Located at the southern end of Gasparilla Island you’ll find the Old Port Boca Grande Lighthouse. Right next to the lighthouse sits its twin – a building that served as the lighthouse keeper’s assitant’s home. Originally built in 1890, these two buildings were nearly lost to the sea. By 1970, the shoreline had been eroded by hundreds of feet and the sea was beginning to reach the lighthouse foundation. Local concern grew and the government took steps ensure the lighthouse would be around for future generations.
When phosphate was discovered several miles upriver from the lighthouse’s future location in the early 1880’s, the phosphate was shipped down the river on barges to Port Boca Grande and then loaded onto ocean-going vessels. Due to the increased business of the port, Congress appriated $35,000 for the construction of a lighthouse at the southern tip of Gasparilla Island in 1888, and the Old Port Boca Grande Lighthouse was born.
Lighthouse keepers and their families lived and worked in the lighthouse from 1890 until 1951. The Boca Grande lighthouse served as a home for the lighthouse keeper and his family, and the twin building next to it served as home to the assistant lighthouse keeper. The keeper would take care of the light until midnight, and then his assistant would tend to the light for the rest of the night.
The Old Port Boca Grande Lighthouse is thought to have two ghosts. During the lighthouse’s history, the young daughter of one of the keepers died in the dwelling, most likely of diphtheria or whooping cough. Tour guides say that she can be heard playing in one of the rooms of the building’s upper floor.
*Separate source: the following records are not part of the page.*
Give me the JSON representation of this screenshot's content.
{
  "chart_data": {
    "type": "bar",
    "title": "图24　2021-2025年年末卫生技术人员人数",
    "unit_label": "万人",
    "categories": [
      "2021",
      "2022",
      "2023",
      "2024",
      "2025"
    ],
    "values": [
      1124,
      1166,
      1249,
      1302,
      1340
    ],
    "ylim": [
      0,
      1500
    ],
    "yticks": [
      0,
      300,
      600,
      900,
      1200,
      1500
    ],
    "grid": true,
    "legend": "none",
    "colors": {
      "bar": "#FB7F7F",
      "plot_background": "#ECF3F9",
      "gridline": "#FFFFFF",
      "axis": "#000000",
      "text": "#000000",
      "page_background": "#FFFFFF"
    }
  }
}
A former park ranger who led tours of the lighthouse, often pointed to a doorway on the second floor and told visitors that it was one of the little girl’s favorite places to play. the former ranger also said that at midnight, the little girl can be heard upstairs playing.
The second ghost is said to be the headless spectre of a Spanish princess named Josefa. Legend says that a Spanish pirate, Jose Gaspar (aka Gasparilla), buried his treasure in the sand close to where the Old Port Boca Grande Lighthouse was to be built some ninety years later. Apparently, Gaspar fell in love with this Spanish princess he had kidnapped. She wasn’t interested and when she rejected his love, he drew his sword in a fit of rage and cut off her head. Shamed by what he had done to Josefa, Gasparilla gathered up her lifeless body and buried her in the sand on the island. Unfortunately for her, his love for her was so great that he didn’t want to leave her and legend says he carried his beloved’s head with him for the rest of his days. Reports say that her headless spirit has been seen wandering the beach on Gasparilla Island, presumably looking for her head.
The U.S. Coast Guard automated the light in 1956. Ten years later, in 1966, the Coast Guard removed the light from the building, which was deteriorating due to neglect and beach erosion. In 1972 Lee County took over ownership of the lighthouse and surrounding 13 acres, and began a long process to save the building. Funds were raised by the Gasparilla Island Conservation Association, and the lighthouse was restored.
The lighthouse was placed on the National Register of Historic Places in 1980 and in 1986 the lighthouse was relit and returned to service as a working Coast Guard light. In 1988 the lighthouse and surrounding land was transferred from Lee County to the State of Florida and became Gasparilla Island State Park.
The Old Port Boca Grande Lighthouse is open to the public. Although it’s fenced off, you can get a great view of the lighthouse from the nearby park and beach. The assistant keeper’s house is now used as a house for the park ranger.